Repairing broken down teeth can be carried out using many different methods and material types. Currently there are 2 main ways to carry out dental restorative work.

Direct placement:

This method is carried out chair side. The material of choice is placed into the tooth, shaped and the bite checked to make sure the teeth can still come together with the opposing tooth without any interference. There are currently 3 types of materials used. These include, amalgam (silver metallic material), composite resin, and reinforced glass ionomer cement.


This material has been around for decades and is the hardiest material which can be used to repair a tooth. It has very good sealing properties at the margins of the tooth and dental material, it’s strong and can lasts for a long time when handled and placed well.

The material has had very bad press in the past 20 years as there is a perception that it is toxic due to the presence of mercury in the metal. This has been proven to be false as no credible scientific literature has provided any evidence to this claim. The mercury is a binding agent for the metal alloy, just like cement binds concrete. Once it is bound within the metal and has set it is no longer a threat. There is a move to phase the use of this material out in dentistry by governments in Europe but this is done purely for environmental issues. The liberation of mercury into the atmosphere happens when cremation of the deceased takes place.

The greatest disadvantage of employing this material to restoring teeth is their appearance but more importantly, the lack of support it affords to the remaining tooth structure. Should the final tooth cavity shape not be designed well and parts of remaining tooth left unsupported, this part of unsupported tooth will eventually fracture under normal function. This can lead to the loss of the tooth in extreme cases.

We still use amalgam in some cases at ProCare Family Dental but due to the improvement in material science amalgam is slowly being superseded by other materials. We often will use this material after root canal treatment when patients cannot afford a crown immediately. It is very good at protecting the tooth by sealing the tooth from bacteria seeping in and also to act as a stress breaker from overloading during function.

Composite Resin:

Composite material is made of reinforced resin to mimic the colour of teeth. They blend really well with the tooth structure and it is very difficult to differentiate where tooth starts and the composite finish. These materials are glued to the tooth structure by the use of bonding material that is resin based but not reinforced.

The relative strength of these materials has improved over time and one day will be as strong as the amalgam restorations. Currently they don’t last as long as the amalgam restorations when used to restore large portions of missing tooth structure. Like amalgam, if the material is handled properly and placed well it can last several years without any detrimental effects to the tooth. Using this material is more difficult than amalgam as the material requires a fastidious method of placement.  The greatest benefit in using this material, other than for aesthetics, is its ability to protect the tooth from fracturing because it is glued/bonded to the remaining tooth.
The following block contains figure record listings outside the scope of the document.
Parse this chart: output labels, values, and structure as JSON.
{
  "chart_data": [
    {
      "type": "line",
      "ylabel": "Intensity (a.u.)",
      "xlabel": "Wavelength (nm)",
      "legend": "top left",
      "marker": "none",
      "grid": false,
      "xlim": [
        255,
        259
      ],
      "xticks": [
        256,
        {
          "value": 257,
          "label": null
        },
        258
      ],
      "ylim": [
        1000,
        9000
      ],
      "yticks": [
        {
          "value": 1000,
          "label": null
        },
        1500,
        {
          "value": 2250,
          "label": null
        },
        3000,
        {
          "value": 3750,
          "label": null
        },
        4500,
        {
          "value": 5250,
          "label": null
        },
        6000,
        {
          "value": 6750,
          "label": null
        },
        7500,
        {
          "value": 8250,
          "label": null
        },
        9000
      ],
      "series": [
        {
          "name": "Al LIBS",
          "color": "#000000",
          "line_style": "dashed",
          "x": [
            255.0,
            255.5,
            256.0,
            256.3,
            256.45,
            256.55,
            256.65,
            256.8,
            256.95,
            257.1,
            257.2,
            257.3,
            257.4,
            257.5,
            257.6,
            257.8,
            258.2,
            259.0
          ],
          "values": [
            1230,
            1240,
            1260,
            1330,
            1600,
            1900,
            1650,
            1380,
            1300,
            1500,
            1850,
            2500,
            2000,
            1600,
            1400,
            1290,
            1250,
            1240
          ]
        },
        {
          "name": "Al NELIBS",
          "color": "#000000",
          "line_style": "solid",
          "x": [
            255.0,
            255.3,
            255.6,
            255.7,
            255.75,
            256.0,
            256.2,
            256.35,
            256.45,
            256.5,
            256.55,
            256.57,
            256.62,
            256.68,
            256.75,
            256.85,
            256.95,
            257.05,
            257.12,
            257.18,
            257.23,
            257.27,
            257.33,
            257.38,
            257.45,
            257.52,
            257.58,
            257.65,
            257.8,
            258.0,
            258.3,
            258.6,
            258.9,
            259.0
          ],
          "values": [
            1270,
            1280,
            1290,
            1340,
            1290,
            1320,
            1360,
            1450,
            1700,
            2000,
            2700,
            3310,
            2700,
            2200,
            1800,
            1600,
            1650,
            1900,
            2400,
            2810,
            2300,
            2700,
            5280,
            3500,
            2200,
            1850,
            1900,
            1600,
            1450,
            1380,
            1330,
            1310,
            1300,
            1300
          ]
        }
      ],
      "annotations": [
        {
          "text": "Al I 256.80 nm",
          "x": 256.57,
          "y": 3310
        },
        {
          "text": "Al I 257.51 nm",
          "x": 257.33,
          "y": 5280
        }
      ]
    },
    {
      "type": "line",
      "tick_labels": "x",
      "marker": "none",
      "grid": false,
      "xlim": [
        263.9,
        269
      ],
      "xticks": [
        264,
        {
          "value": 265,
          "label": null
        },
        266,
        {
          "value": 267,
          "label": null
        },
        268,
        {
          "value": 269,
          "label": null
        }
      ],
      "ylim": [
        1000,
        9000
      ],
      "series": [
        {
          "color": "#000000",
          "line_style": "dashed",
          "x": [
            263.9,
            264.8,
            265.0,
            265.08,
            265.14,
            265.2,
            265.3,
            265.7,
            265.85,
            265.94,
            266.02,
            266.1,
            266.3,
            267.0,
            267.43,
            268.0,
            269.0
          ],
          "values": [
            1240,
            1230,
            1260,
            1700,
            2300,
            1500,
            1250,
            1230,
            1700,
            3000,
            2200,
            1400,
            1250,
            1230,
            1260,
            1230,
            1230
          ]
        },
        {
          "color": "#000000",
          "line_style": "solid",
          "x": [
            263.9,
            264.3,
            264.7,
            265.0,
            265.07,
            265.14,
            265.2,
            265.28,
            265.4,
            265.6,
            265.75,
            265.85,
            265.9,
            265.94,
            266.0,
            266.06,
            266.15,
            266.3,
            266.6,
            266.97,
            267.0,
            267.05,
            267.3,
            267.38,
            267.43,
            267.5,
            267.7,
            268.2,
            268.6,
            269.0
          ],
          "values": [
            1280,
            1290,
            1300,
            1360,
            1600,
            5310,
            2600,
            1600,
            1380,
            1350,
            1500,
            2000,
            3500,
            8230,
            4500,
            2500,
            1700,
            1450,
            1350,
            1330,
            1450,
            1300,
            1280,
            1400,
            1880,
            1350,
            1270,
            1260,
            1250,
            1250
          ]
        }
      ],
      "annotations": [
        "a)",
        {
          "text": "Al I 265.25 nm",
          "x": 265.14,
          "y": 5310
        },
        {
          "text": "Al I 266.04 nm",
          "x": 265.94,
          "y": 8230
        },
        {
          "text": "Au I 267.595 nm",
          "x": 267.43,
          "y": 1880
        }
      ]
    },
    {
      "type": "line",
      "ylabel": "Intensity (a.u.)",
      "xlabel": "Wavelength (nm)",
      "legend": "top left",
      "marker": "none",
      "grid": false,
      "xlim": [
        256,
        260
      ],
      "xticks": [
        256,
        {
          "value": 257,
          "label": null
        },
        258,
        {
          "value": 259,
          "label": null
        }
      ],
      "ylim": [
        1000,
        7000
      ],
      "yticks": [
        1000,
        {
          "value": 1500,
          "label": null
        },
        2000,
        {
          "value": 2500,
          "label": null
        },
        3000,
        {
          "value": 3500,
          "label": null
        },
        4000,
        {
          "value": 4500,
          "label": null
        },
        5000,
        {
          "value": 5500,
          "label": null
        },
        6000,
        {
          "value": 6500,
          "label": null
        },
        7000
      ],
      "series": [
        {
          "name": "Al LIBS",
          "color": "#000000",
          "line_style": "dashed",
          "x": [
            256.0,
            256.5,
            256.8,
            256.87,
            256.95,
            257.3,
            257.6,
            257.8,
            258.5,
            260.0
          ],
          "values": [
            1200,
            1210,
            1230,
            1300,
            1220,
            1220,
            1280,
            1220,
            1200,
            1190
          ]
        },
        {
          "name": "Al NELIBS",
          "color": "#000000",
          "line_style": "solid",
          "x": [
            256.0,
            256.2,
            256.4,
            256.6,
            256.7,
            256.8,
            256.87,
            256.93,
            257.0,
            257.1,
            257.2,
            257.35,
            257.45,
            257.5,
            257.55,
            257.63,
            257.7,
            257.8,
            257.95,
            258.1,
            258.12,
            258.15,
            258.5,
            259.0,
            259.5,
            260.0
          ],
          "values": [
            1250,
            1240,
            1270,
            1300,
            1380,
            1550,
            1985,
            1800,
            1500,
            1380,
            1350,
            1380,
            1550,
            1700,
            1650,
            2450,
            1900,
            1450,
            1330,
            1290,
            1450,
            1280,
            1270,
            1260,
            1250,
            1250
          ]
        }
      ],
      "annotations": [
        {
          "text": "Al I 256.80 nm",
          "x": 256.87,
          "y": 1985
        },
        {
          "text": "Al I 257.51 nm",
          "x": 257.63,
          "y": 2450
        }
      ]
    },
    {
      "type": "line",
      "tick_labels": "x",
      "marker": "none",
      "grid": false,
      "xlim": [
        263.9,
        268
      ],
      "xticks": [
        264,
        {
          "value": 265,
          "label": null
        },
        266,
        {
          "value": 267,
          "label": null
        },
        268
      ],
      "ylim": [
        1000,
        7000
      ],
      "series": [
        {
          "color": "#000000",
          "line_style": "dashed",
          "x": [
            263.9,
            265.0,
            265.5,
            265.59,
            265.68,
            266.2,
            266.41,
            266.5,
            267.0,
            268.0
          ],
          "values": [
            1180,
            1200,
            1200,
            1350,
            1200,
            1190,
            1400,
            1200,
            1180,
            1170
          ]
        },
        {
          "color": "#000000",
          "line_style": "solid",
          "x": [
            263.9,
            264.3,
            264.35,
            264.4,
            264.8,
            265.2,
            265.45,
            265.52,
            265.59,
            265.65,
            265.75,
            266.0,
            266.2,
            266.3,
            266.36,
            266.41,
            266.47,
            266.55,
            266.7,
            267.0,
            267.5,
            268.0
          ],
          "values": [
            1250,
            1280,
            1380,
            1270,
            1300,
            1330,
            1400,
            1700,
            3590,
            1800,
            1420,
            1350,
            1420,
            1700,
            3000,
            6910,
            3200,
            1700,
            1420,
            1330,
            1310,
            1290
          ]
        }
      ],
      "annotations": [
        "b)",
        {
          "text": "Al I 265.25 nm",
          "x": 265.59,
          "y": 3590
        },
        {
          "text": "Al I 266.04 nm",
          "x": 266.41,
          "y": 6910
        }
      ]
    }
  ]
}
Bonding reinforces the remaining tooth structure just like glass is reinforced with something harder glued to the back of it.

These materials are used routinely at ProCare Family Dental to restore broken down teeth. They are also very good materials for improving cosmetic appearance of teeth. Repairing small breaks from the main body of material is also relatively straight forward. However, there are limits to how much can be repaired before the whole restoration needs to be replaced.

Glass ionomer cements:

These materials are tooth coloured but more opaque and less aesthetic compared to the composite resins. Their benefit as a restorative material lies in their ability to release fluoride at the tooth margins. This helps reduce the incidence of dental decay.

They are generally physically weaker and are only used as temporary restorations which will only be in the tooth for short periods of time. They are often used on broken down teeth awaiting the placement of crowns and when the tooth has to be root canal treated. They are sometimes used as a base under the composite resins. This provides a good insulator for the tooth in cases where the cavity is very deep and the nerve centre (pulp) of the tooth is at risk of being compromised.

Indirect placement:

This restorative technique falls under the dental discipline of prosthodontics. It is the gold standard of care for teeth which are very heavily restored. In other words, large portions of tooth structure are missing.

There are 3 main types of materials which are used in this respect.

1)      Metal alloys: These include gold and non-precious metal.

2)      Ceramic: Tooth coloured, highly aesthetic materials which mimic natural tooth.

3)      Composite resins: These resins are often stronger than the direct placement types.

These are fabricated outside of the mouth, often in a laboratory. Nowadays most of these prostheses are manufactured using computer aided design (CAD) and computer aided manufacture (CAM). They are often precise fitted prostheses which are also the most durable, strong and long lasting choice of materials for restoring a tooth.

The choice between the direct or indirect placement of a restorative material is dependent on the case. There is often a compromise between costs, serviceability, durability and being conservative on tooth structure. In some cases all the ideal factors can be met to restore the tooth back to form and function without excessive costs. At ProCare Family Dental we tailor all decision making to the individual’s circumstances and will always involve you in the decision making process. We will advise and recommend but the decision of restorative option will ultimately be yours.